Anyhow, the point is this: Does whoever designed this public service announcement really think that the word "dangerous" is a deterrent to high school kids? High school kids love danger. They think they're invincible, which is why they drive their cars inappropriately fast (sometimes in the wrong lane), try out their kung fu techniques on mailboxes, shoot out windows with slingshots, etc.

So if the public service announcement makers of the world are naive enough to think that the old "Steroids are dangerous, so don't do them!" bit is going to do anything other than add another layer of intrigue to an already alluring temptation for high schoolers, they've got their head in the wrong place (read: up their asses).

If you're attempting to really point out what's bad about steroids for high school kids, you've got to know your audience. What are kids (and all of us, for that matter) really worried about? Sure, health is a factor, but more than anything, most of us on Planet Superficial care about our looks. So there's very little question it would be more effective to say, "Go ahead and do steroids if you want, but just know that your balls are going to shrink and you'll get horrible acne."

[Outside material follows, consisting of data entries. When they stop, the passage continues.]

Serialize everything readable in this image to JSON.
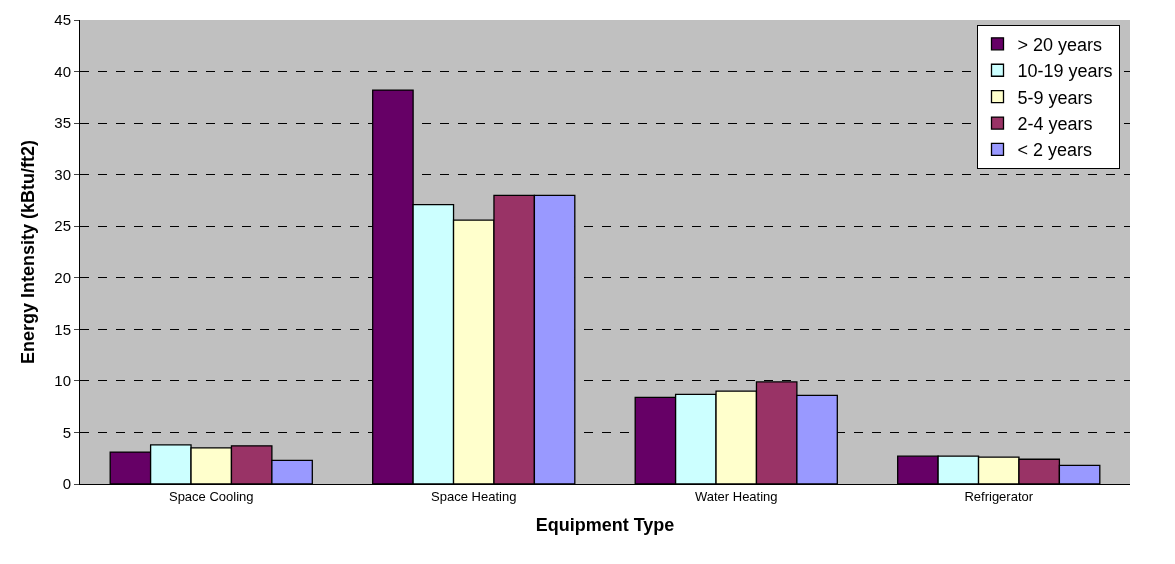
{
  "chart_data": {
    "type": "bar",
    "xlabel": "Equipment Type",
    "ylabel": "Energy Intensity (kBtu/ft2)",
    "categories": [
      "Space Cooling",
      "Space Heating",
      "Water Heating",
      "Refrigerator"
    ],
    "series": [
      {
        "name": "> 20 years",
        "color": "#660066",
        "values": [
          3.1,
          38.2,
          8.4,
          2.7
        ]
      },
      {
        "name": "10-19 years",
        "color": "#ccffff",
        "values": [
          3.8,
          27.1,
          8.7,
          2.7
        ]
      },
      {
        "name": "5-9 years",
        "color": "#ffffcc",
        "values": [
          3.5,
          25.6,
          9.0,
          2.6
        ]
      },
      {
        "name": "2-4 years",
        "color": "#993366",
        "values": [
          3.7,
          28.0,
          9.9,
          2.4
        ]
      },
      {
        "name": "< 2 years",
        "color": "#9999ff",
        "values": [
          2.3,
          28.0,
          8.6,
          1.8
        ]
      }
    ],
    "ylim": [
      0,
      45
    ],
    "yticks": [
      0,
      5,
      10,
      15,
      20,
      25,
      30,
      35,
      40,
      45
    ],
    "grid": "y",
    "legend": "top right"
  }
}
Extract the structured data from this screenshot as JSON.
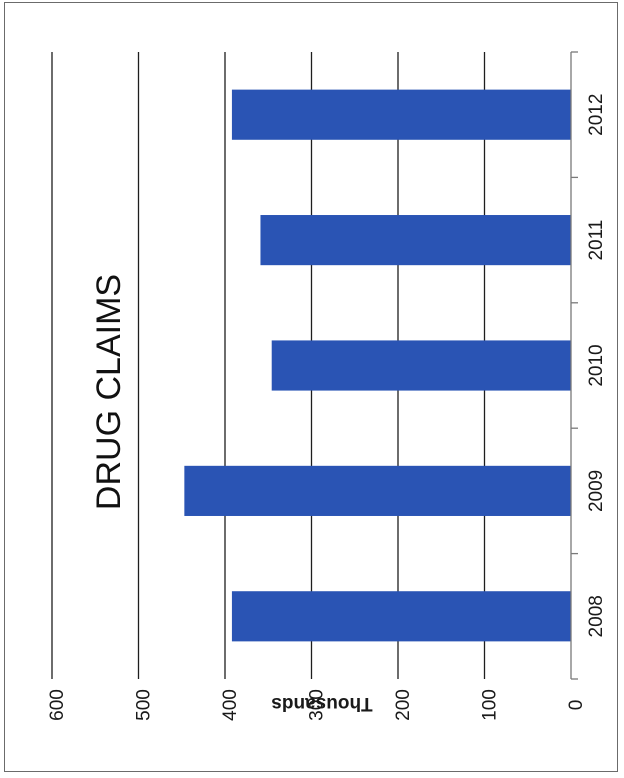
{
  "chart_data": {
    "type": "bar",
    "orientation": "horizontal-rotated",
    "title": "DRUG CLAIMS",
    "categories": [
      "2008",
      "2009",
      "2010",
      "2011",
      "2012"
    ],
    "values": [
      392,
      447,
      346,
      359,
      392
    ],
    "ylabel": "Thousands",
    "xlabel": "",
    "ylim": [
      0,
      600
    ],
    "yticks": [
      "0",
      "100",
      "200",
      "300",
      "400",
      "500",
      "600"
    ],
    "grid": true,
    "bar_color": "#2a54b4",
    "grid_color": "#1e1e1e"
  }
}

Certainly saying that would be better than offering up the notion of danger as the primary deterrent. Because if the aforementioned episode of Seinfeld points out anything, it's that danger (assuming you survive) is pretty much completely radical.
  • And now, a very sincere OCC thank you to Detroit Lions' assistant coach Joe Cullen for introducing a new and wonderful concept into the lexicon: The Naked DUI. Yes, that's right -- Cullen has been busted two times in the past fortnight for getting all drunk and sloppy and putting on his birthday suit (one time, he took it up a notch by going for late-night, nude drunken eats at a Wendy's). The upshot of this: Now, when a friend (heaven forbid) or acquaintance gets a DUI, instead of saying, "Damn, that sucks," you can say, "Damn, that sucks. Was he (she) naked?" Really adds a lot to the conversation, doesn't it?
  • Does Whitney Houston feel jealous, jilted or just downright confused that there's a Kevin Costner movie coming out called The Guardian and she hasn't been asked to be in it?
  • After Wednesday's post about the new Keith Hernandez-spawned euphemism "A little out in the wilderness," an associate reminded me of another wonderful phrase to describe illicit behavior that the world needs to know about. A few weeks ago, while on vacation in Atlanta and sitting in said associate's backyard, a well-endowed SUV (meaning decked out with paint job and rims) came rolling down the driveway (the driveway is a shared one with the apartment building next door). A gentleman stepped out of the vehicle and began looking around as though he feared a sniper's bullet might puncture his gullet at any moment. At this juncture, my friend went down to speak to the man about his vehicle. A brief conversation ensued in which the man said his car was for sale, divulged the multiple thousands of dollars he had put into customizing the machine (upwards of $25K) and then, out of the blue, said, "I'm gonna go get my hair cut," at which point he disappeared into the back of the apartment building, not to be seen again. It was our estimation that this man had no intention of getting his hair cut, and it was also our estimation that this immediately needed to be introduced as a phrase essentially meaning, "Don't ask me what I'm doing; you don't want to know." So there you have it -- I'm gonna go get my hair cut. Use it wisely.